James Fallows, the Atlantic Magazine writer and blogger, says the illustration below is “the most frequently-used chart in modern climate-change thinking.”

Well, it was new to me. But I have to agree, it’s a really useful guide to the most cost-effective measures to deal with greenhouse gases. (You can get a larger version of the chart, along with Fallows’s comments, here.)
Produced by McKinsey & Co and the McKinsey Global Institute, it compares the relative costs of different measures to reduce greenhouse gas (GHG) levels in the atmosphere.
On the chart, the below-the-line items, on the left side, are GHG-reduction measures that save more money than they cost. Most of these are sheer efficiency measures (insulating buildings, switching to more efficient lights).
The above-the-line escalating figures on the right are the rising costs of other abatement measures. The most expensive of them are high-tech “carbon capture and sequestrian” systems, plus protecting forests in heavily-populated Asian countries.
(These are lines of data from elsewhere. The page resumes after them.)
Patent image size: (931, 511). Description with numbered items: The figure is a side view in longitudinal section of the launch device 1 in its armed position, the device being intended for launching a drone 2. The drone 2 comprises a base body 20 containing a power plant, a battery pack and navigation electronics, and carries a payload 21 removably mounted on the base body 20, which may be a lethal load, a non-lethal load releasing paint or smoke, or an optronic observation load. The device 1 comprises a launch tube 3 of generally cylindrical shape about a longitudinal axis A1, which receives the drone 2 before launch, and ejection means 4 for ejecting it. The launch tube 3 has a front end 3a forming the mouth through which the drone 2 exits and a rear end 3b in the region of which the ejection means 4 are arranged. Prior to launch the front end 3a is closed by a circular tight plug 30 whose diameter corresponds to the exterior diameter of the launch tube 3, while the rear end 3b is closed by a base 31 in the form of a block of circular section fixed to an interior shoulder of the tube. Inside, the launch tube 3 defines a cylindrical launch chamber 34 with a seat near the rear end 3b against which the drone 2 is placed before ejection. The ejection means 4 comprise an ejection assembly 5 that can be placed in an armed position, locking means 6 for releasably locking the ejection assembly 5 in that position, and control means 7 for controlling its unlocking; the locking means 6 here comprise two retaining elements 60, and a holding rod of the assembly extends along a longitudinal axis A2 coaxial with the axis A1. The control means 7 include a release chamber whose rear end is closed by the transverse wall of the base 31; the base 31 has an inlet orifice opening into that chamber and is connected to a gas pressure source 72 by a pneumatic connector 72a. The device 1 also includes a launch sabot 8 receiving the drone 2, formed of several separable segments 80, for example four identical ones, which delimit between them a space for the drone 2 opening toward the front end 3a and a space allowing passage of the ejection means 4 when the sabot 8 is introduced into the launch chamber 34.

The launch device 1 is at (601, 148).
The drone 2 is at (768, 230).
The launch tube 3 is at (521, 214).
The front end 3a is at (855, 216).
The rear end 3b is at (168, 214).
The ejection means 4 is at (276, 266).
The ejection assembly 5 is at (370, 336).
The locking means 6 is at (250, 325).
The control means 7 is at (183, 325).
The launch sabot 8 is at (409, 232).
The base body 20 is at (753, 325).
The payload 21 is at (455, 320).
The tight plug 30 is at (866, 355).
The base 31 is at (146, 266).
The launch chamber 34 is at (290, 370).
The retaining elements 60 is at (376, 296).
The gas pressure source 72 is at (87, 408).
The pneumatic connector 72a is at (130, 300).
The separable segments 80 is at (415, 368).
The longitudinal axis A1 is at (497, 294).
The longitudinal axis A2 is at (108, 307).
BTW, Fallows is single-handedly trying to stamp out what is surely the most popular analogy used in climate-change debate – the one about the boiled frog. ”You put a frog into a pot of boiling water, and it jumps right out. But if you put it in a pot of nice comfortable water and then turn on the heat, the frog will complacently let himself be boiled.” Rather like human beings on a slowly warming planet. Except, argues Fallows, it aint so.
If you throw a frog into a pot of boiling water, it will (unfortunately) be hurt pretty badly before it manages to get out — if it can. And if you put it into a pot of tepid water and then turn on the heat, it will scramble out as soon as it gets uncomfortably warm.
Even revised, the frog-in-hot-water is still useful. The question is: are human beings smarter than frogs?